Соучастие | страница 24



— Не… ет.

Школьников продолжал читать протокол. Не отрываясь от текста, он вытащил из кармана пиджака ручку, снял колпачок, но неожиданно лицо его вспыхнуло:

— Я не стану подписывать этот документ.

— Извините, не понял, — Савин с недоумением посмотрел на него.

— А чего понимать? — Брови Школьникова дрогнули. — Вы его составили так, вроде бы и кражи не было. Ни следов, ни взломов, ни вещественных доказательств.

— Но ведь действительно же взломов не было. Мы фиксируем…

— Вы фиксируете свое неумение. — Школьников решительно поднялся. — Как же так? В квартире были чужие люди. Похищены вещи. И никаких следов?.. Так не бывает, — его голос звучал уверенно. Резким движением ладони он откинул тяжелую прядь волос.

— В протоколе нет ошибок, — спокойно ответил Савин. Его не так-то просто было смутить, хотя тон Школьникова и кольнул. — В нем объективно изложено все, что выяснено при осмотре. Вы незаслуженно бросаете упреки.

— Я не хочу, чтобы воры по моей спине пешком ходили, — сухо проговорил Школьников. — Не обнаружили! Зато мы обнаружили.
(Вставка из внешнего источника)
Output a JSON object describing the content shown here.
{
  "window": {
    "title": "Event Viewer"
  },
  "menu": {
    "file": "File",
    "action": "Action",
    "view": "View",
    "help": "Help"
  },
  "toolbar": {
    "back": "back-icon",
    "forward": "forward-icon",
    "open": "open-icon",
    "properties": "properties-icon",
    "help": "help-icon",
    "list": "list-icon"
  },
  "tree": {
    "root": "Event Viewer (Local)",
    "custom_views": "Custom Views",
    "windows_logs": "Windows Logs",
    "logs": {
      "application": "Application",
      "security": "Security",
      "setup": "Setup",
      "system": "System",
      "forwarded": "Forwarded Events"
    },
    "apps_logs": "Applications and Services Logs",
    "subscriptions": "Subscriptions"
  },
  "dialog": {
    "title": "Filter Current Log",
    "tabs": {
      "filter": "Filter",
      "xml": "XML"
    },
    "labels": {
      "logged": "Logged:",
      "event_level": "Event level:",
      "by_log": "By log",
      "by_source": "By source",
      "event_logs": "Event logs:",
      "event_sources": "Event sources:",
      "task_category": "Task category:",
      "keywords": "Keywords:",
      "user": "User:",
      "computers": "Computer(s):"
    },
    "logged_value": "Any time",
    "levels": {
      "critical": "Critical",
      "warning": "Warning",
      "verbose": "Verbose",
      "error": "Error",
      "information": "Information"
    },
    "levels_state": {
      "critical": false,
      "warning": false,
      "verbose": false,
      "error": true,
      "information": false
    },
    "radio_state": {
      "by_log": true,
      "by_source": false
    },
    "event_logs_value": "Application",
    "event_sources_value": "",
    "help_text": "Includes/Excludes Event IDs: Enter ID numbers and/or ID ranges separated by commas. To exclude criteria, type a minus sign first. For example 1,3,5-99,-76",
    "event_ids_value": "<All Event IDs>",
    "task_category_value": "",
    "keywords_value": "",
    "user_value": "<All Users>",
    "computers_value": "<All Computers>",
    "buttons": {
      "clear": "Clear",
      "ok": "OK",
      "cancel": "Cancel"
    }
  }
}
По вашему протоколу выходит, что мы сами у себя украли и сами на себя в милицию заявляем.

— Успокойся, Вася, — смущенно проговорила его жена и потянула за рукав.

Наступила неловкая пауза. Таранцу был неприятен этот разговор. Обычно с потерпевшими всегда складывались нормальные отношения и находился общий язык, а тут…
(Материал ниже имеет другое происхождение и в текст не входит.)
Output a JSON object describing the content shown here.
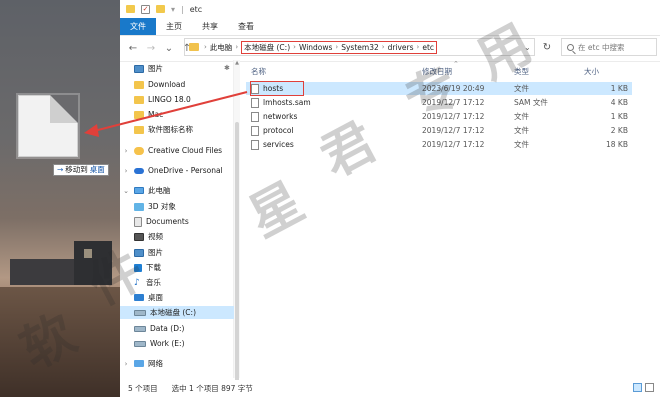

Школьников с минуту о чем-то сосредоточенно думал, потом решительно взял протокол, еще раз прочитал концовку и подписал. Движения руки были четки, решительны.

— Мы уточним приметы похищенных вещей и сообщим сегодня же, — проговорил он. — Вы до каких часов работаете?

— До утра, — ответил Савин.


В отделение милиции они вернулись около восьми. В дежурной части остро пахло мандаринами, несколько штук было на подоконнике, два закатились под широкий деревянный диван, на котором лежал пьяный мужчина в темно-сером пальто. Его лицо прикрывала новая беличья шапка, тонкая рука свисала с дивана.

— Опять пьяного притащили? Для чего медвытрезвитель?.. — проговорил Таранец, проходя за барьер к дежурному. — Зачем принимаешь? А если с сердцем что? У нас врачей здесь нет.

— Его из ресторана таксист доставил, — сказал Бутрименко. — Говорит, архитектор какой-то.

— Тогда другое дело, раз архитектор, — усмехнулся Савин. — Придется прикрепить к стене отделения мемориальную доску в память того, что двадцать пятого февраля здесь около часа находился в бессознательном состоянии такой-то.